If we assume implementation abundance but deliberately remove most existing harness constraints—no boundary tags, few risk lanes, minimal verification scripts—and instead make humans responsible only for post-hoc diff review and incident handling, what breaks first in real teams (architecture, safety, craft, or pace), and how would that breakdown challenge the current belief that stronger harnesses are the primary lever for preserving judgment and taste in agent-first workflows?

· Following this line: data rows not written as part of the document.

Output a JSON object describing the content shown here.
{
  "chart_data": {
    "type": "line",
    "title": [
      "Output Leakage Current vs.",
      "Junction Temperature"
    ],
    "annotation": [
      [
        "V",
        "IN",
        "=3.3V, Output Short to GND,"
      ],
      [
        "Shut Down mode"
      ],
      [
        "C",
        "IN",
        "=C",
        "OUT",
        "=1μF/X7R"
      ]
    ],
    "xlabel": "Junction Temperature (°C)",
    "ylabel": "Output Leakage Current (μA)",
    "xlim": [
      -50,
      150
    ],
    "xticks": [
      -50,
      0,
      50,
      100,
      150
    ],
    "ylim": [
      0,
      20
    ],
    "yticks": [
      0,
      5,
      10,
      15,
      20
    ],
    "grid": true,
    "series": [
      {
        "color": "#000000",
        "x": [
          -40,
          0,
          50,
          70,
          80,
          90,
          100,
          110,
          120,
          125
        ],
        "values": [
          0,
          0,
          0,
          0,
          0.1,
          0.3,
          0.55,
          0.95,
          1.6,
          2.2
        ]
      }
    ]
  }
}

dhh-agent-first-software-craft | Updated at

Answer

Most teams that drop harness constraints but keep agents and rely only on diff review will see safety and craft degrade first, with architecture drifting next and pace eventually stalling. This pattern weakens the idea that harness strength alone protects judgment and taste; it suggests the main levers are where the review bottleneck sits and how much context and time reviewers actually have.

Compact view:

  • What breaks first:

    1. Safety: more subtle regressions, incident load, and fear of touching areas.
    2. Craft: inconsistent patterns, noisier diffs, shallow tests, copy-paste fixes.
    3. Architecture: slow boundary erosion that becomes visible through incidents and brittle tests.
    4. Pace: net speed drops as incident handling and rework eat into any generation gains.
  • Why safety and craft go first:

    • Agents keep shipping plausible code; without harness checks, reviewers see large, mixed-quality diffs.
    • Humans under time pressure skim and rely on green tests; gaps in tests and verification mean more production defects.
    • Taste is hard to exercise over big, dense diffs; reviewers default to “good enough.”
  • How this challenges “stronger harnesses are the main lever”:

    • The core constraint becomes human review capacity and attention, not just whether the harness is strict.
    • Even strong harnesses fail if reviewers are overloaded or context-poor; conversely, small, high-context teams with weak harnesses but very selective merging can preserve taste better than expected.
    • The most important design choice is where to place constraints relative to the review bottleneck:
      • At task intake (what work is agent-eligible).
      • At diff granularity (enforcing small, scoped changes).
      • At human merge gates (who can approve which areas, with what tests).
  • Implication for agent-first workflows:

    • Harness rules help, but they are supporting tools for human judgment, not substitutes.
    • To preserve taste and safety under implementation abundance, teams should:
      • Keep diffs small and boundary-scoped.
      • Route high-risk changes to high-context reviewers.
      • Use harness checks mainly to keep reviewable units clean, not to be the only guardians of craft.